The Affordable Care Act and the Future of Behavioral Health
On Monday, March 10, the NYU Silver School of Social Work Colloquium Series welcomed Sherry Glied, dean of the NYU Robert F. Wagner Graduate School of Public Service, to speak on the Affordable Care Act and the future of behavioral health. Glied presented an hour-long lecture on the implications of healthcare reform, and used her dual expertise as an economist and researcher to decode the often nebulous act and its implications on social work and the behavioral health world.
Glied began her discussion with a history lesson. In 1955, institutionalization numbers of mentally ill individuals in the United States peaked at roughly 550,000. In 1963, President John F. Kennedy gave a heartfelt and groundbreaking speech on health care reform and the use of Social Security, which ultimately led to the introduction of the Medicaid program in 1965, and an immediate, significant drop in institutionalization rates. But the advent of Medicaid, and the move from state-based, grant-funded health care to more insurance-based systems (which formed half of all health care systems in the U.S. by 2001), has not resulted in greater wellness for individuals. As Glied noted, mental health treatments introduced in the 1970s have been found to be just as effective as treatments used today: no revolution has occurred. And at a time when approximately one in four individuals will meet the diagnostic criteria for mental illness at some point in life, the lack of innovation in treatment, coupled with the rise in the number of Social Security Income (SSI) recipients with diagnoses of severe persistent mental illness (SPMI), has huge implications on the impact of the Affordable Care Act on behavioral health.

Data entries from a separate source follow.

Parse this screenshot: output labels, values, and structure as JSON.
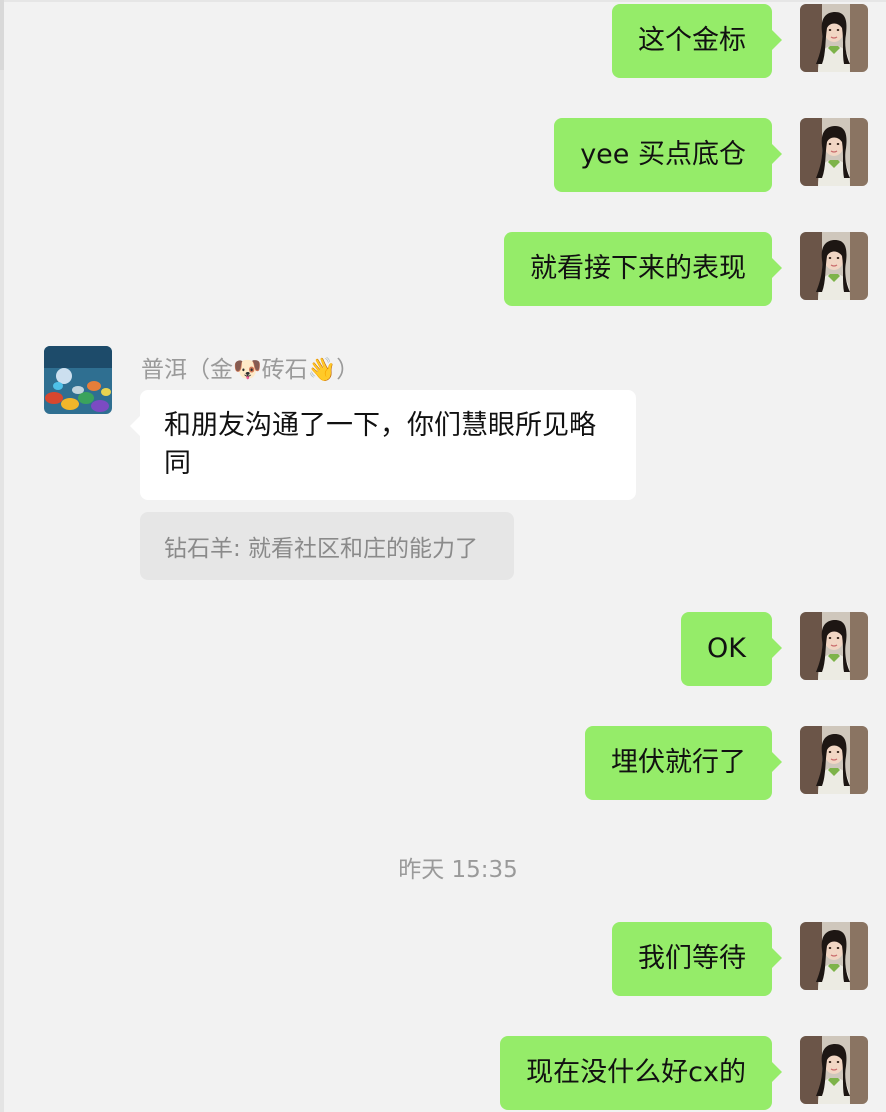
{
  "messages": [
    {
      "id": "m1",
      "text": "这个金标"
    },
    {
      "id": "m2",
      "text": "yee 买点底仓"
    },
    {
      "id": "m3",
      "text": "就看接下来的表现"
    },
    {
      "id": "m4",
      "sender": "普洱（金🐶砖石👋）",
      "text": "和朋友沟通了一下，你们慧眼所见略同",
      "quote": "钻石羊: 就看社区和庄的能力了"
    },
    {
      "id": "m5",
      "text": "OK"
    },
    {
      "id": "m6",
      "text": "埋伏就行了"
    },
    {
      "id": "m7",
      "text": "我们等待"
    },
    {
      "id": "m8",
      "text": "现在没什么好cx的"
    }
  ],
  "timestamp": "昨天 15:35",
  "colors": {
    "background": "#f2f2f2",
    "my_bubble": "#95ec69",
    "other_bubble": "#ffffff",
    "quote_bg": "#e6e6e6",
    "meta_text": "#9a9a9a"
  },
  "icons": {
    "my_avatar": "woman-portrait-avatar",
    "other_avatar": "colorful-stones-avatar"
  }
}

It’s important to point out, Glied noted, that the ACA makes very few explicit references to mental health care, relying instead upon the existing reforms laid out in the Mental Health Parity Act of 1996. As Glied put it, “In terms of the body [of the act], it’s just one line, after maternity and before prescription drugs… and yet its effects are likely to be enormous.” In the coming years, it is estimated that 13 million people will gain mental health coverage, but Medicaid is not enough to ensure that individuals will receive mental health care. Delivery systems, especially to prison populations, Glied stated, need to be better. She referenced a March 10, 2014 New York Times article on inmate enrollment in Obamacare. By 2016, 25 million people will gain coverage through the ACA, including mental health benefits, substance abuse benefits, or both; and some 30 million people will gain mental health parity, for a total of 60 million recipients of improved mental health coverage.

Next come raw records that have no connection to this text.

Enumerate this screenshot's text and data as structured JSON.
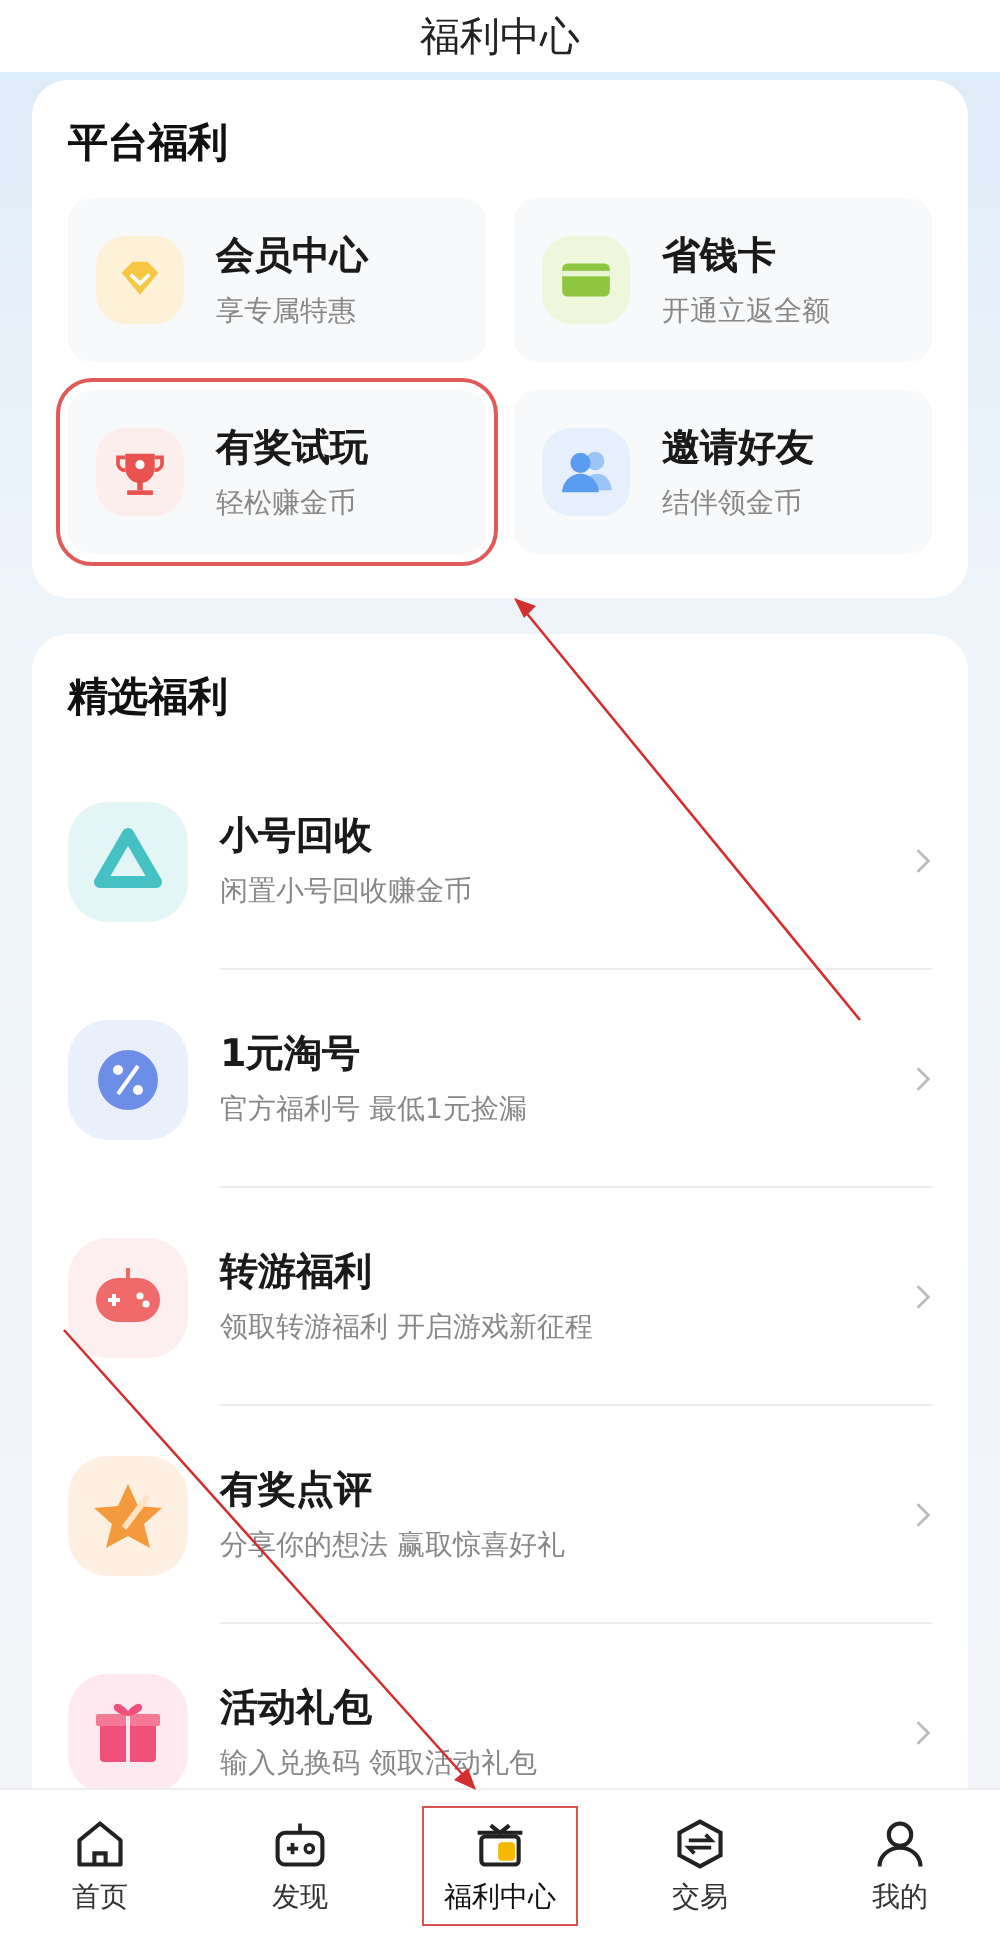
{
  "header": {
    "title": "福利中心"
  },
  "platform": {
    "title": "平台福利",
    "items": [
      {
        "title": "会员中心",
        "subtitle": "享专属特惠",
        "kind": "diamond",
        "highlighted": false
      },
      {
        "title": "省钱卡",
        "subtitle": "开通立返全额",
        "kind": "card",
        "highlighted": false
      },
      {
        "title": "有奖试玩",
        "subtitle": "轻松赚金币",
        "kind": "trophy",
        "highlighted": true
      },
      {
        "title": "邀请好友",
        "subtitle": "结伴领金币",
        "kind": "people",
        "highlighted": false
      }
    ]
  },
  "featured": {
    "title": "精选福利",
    "items": [
      {
        "title": "小号回收",
        "subtitle": "闲置小号回收赚金币",
        "kind": "triangle"
      },
      {
        "title": "1元淘号",
        "subtitle": "官方福利号 最低1元捡漏",
        "kind": "percent"
      },
      {
        "title": "转游福利",
        "subtitle": "领取转游福利 开启游戏新征程",
        "kind": "gamepad"
      },
      {
        "title": "有奖点评",
        "subtitle": "分享你的想法 赢取惊喜好礼",
        "kind": "star"
      },
      {
        "title": "活动礼包",
        "subtitle": "输入兑换码 领取活动礼包",
        "kind": "gift"
      }
    ]
  },
  "tabs": [
    {
      "label": "首页",
      "kind": "home",
      "selected": false,
      "highlighted": false
    },
    {
      "label": "发现",
      "kind": "controller",
      "selected": false,
      "highlighted": false
    },
    {
      "label": "福利中心",
      "kind": "gift",
      "selected": true,
      "highlighted": true
    },
    {
      "label": "交易",
      "kind": "exchange",
      "selected": false,
      "highlighted": false
    },
    {
      "label": "我的",
      "kind": "user",
      "selected": false,
      "highlighted": false
    }
  ]
}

Glied spoke at length on the challenges and limitations of ACA, especially as it pertains to mental health. A troubling paradox has come to light: with the rise in care (through SSI, Medicaid, and healthcare reforms) and treatment options has come a simultaneous rise in the mentally ill population. Despite more money being spent and more federally funded treatments to address issues of SPMI, mental illness rates are not declining. This increase in the number of SSI recipients with diagnoses of SPMI is leading Congress to question if too much money is being allocated to this vulnerable population. The behavioral health field is likewise stymied by the lack of quality metrics that exist for treating mental health conditions. As Glied put it, “we are not good at measuring performance,” which inhibits our ability to track the impact of mental health interventions over time.
Additional challenges exist in sources of financing. Before the ACA’s passage, individual states were responsible for serving as mental health guardians for their mentally ill residents. Now, under the federal umbrella of Medicaid, that local level of monitoring has vanished. Who will take responsibility for caring for this country’s ever expanding mental health population?

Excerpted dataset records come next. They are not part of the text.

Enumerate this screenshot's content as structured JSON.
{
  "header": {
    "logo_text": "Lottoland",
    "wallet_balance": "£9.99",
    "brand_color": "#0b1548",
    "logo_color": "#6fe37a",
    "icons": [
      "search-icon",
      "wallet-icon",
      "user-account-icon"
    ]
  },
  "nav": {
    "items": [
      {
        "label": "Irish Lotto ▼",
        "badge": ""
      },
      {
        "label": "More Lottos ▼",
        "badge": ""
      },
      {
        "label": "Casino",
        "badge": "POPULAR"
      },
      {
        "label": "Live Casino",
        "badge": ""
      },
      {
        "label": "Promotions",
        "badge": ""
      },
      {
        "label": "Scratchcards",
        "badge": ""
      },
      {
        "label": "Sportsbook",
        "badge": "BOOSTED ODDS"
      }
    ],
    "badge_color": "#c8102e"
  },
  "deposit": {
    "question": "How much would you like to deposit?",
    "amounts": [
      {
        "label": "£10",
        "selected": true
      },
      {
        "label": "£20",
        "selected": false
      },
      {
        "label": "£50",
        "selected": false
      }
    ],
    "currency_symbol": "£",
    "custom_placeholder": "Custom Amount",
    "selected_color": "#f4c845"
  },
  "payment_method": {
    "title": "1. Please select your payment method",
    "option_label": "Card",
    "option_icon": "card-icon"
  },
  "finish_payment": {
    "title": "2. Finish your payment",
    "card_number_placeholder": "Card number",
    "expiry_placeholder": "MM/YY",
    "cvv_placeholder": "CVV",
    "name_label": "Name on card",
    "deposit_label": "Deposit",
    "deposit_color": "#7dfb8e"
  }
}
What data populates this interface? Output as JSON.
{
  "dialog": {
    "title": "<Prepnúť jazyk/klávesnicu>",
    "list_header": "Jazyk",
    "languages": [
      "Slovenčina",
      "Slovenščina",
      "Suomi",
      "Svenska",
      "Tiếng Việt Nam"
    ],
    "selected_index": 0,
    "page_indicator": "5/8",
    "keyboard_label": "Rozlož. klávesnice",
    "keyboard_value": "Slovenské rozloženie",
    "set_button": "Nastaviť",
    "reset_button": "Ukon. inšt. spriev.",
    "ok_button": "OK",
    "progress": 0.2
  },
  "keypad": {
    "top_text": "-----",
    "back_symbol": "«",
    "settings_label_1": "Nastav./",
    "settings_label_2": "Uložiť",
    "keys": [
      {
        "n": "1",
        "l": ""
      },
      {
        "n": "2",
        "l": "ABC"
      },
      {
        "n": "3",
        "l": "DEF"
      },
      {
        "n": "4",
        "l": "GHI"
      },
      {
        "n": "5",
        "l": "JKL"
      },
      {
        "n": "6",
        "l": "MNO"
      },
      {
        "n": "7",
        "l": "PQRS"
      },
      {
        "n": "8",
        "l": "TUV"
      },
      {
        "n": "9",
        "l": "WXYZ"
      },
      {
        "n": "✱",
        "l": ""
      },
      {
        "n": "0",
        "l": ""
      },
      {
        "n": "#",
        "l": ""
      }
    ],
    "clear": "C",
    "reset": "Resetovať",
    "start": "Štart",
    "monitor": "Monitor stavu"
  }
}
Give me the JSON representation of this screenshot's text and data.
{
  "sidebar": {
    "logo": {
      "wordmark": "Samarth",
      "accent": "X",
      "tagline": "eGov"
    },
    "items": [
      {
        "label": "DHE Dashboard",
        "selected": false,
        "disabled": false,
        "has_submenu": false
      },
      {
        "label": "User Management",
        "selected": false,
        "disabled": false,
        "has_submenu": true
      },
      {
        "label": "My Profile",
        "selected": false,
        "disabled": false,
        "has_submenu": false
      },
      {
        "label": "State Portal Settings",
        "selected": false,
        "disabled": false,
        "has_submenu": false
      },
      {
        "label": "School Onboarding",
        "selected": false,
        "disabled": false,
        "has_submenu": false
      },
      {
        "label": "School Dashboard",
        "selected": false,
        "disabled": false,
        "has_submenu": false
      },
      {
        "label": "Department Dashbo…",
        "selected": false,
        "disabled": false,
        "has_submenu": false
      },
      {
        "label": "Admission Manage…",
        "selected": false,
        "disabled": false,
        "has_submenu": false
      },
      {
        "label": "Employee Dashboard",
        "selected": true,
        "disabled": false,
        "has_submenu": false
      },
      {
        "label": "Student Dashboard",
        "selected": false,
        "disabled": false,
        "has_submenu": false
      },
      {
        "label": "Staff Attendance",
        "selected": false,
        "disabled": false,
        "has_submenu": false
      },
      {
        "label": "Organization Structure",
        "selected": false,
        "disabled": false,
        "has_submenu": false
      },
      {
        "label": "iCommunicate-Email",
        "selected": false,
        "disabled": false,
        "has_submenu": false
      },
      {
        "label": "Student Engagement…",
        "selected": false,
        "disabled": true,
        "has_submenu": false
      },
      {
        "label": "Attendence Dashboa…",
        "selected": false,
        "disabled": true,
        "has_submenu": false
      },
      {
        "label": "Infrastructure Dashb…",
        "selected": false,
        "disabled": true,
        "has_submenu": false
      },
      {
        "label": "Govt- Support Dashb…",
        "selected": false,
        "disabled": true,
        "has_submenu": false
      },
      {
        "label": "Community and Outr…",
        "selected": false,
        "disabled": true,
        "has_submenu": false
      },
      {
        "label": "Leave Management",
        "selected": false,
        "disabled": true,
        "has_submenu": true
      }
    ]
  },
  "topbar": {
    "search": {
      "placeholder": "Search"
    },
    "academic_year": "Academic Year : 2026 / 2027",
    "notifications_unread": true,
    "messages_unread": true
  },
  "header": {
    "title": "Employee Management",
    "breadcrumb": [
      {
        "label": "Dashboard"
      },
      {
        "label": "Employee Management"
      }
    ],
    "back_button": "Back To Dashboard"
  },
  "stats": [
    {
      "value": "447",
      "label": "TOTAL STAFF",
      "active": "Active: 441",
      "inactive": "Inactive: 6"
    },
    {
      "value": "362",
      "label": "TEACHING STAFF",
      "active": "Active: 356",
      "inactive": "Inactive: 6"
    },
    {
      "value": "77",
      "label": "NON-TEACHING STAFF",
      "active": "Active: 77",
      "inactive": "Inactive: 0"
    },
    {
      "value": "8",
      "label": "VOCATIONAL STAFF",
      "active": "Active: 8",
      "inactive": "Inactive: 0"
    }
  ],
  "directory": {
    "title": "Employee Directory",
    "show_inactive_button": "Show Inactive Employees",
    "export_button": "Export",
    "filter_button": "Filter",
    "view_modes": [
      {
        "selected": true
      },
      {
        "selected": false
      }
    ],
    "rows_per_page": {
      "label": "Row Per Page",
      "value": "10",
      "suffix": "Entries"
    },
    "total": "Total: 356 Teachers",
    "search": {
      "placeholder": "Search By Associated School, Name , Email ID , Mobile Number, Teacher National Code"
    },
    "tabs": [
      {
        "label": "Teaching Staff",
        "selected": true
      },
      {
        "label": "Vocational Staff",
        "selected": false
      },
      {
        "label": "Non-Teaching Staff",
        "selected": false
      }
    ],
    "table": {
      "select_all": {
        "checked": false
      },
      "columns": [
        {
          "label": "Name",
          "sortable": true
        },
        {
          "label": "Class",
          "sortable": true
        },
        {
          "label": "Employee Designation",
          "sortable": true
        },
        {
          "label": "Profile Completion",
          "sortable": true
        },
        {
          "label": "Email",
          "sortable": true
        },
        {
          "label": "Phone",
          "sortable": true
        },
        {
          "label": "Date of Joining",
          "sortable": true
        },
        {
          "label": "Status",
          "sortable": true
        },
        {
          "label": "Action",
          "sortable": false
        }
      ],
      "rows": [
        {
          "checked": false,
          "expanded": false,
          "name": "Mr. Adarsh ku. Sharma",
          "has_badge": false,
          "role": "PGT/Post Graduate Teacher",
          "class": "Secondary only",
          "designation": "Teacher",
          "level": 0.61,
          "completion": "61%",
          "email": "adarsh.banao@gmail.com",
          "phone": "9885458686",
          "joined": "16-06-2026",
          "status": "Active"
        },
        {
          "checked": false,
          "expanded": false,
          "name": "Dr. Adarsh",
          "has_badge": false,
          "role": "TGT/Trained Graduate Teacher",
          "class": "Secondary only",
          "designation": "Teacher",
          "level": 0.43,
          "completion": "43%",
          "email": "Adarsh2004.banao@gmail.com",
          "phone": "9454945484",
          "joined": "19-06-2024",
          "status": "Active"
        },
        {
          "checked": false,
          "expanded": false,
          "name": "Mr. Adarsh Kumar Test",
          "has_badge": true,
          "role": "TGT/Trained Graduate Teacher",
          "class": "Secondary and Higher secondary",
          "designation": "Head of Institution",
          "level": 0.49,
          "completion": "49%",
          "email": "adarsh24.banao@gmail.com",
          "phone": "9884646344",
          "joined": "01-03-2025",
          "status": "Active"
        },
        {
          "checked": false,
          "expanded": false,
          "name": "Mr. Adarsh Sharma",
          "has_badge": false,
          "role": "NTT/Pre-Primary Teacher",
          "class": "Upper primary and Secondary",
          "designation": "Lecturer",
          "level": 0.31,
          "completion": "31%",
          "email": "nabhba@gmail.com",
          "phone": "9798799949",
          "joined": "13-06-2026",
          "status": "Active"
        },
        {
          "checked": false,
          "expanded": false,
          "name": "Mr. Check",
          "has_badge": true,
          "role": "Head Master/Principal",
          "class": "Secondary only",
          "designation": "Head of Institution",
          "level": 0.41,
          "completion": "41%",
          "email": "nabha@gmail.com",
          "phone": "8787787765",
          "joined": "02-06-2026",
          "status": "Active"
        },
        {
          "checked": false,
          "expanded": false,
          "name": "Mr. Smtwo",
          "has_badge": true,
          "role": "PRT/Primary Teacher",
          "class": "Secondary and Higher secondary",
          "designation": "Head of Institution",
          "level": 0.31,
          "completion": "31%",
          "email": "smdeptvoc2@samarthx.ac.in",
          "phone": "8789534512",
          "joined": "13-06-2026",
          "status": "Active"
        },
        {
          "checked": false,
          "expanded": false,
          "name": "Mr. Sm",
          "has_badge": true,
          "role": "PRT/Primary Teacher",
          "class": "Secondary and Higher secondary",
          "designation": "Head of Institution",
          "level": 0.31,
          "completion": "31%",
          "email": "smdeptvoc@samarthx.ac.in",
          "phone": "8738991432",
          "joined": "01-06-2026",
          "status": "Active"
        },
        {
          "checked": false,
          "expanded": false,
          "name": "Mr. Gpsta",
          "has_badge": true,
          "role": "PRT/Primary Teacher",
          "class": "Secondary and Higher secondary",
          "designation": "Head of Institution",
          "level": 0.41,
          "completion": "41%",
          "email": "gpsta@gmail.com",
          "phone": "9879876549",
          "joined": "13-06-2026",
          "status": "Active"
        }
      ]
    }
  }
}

Glied encouraged social work and policy students interested in research to focus on performance measures for mental health treatment and government strategies that recognize fragmentation.
Despite the dauntingly vast landscape of addressing healthcare in this country, and the inability of the ACA to perfectly do so, Glied remained optimistic, citing progress if not perfection. “Once you build a structure that allows you to get to the problems, you’re going to have a lot of work to address those problems,” she said. “But at least you’ve got something there. Healthcare reform won’t erase disparity, but it will address some of the impact of that disparity.”
Glied was named dean of NYU Wagner in 2013. She previously served as a professor of health policy and management at Columbia University’s Mailman School of Public Health. In 2010, she was confirmed by the U.S. Senate as assistant secretary for planning and evaluation at the Department of Health and Human Services, serving in that position from 2010-2012. She coauthored the book Better But Not Well: Mental Health Policy in the United States Since 1950 with Richard Frank.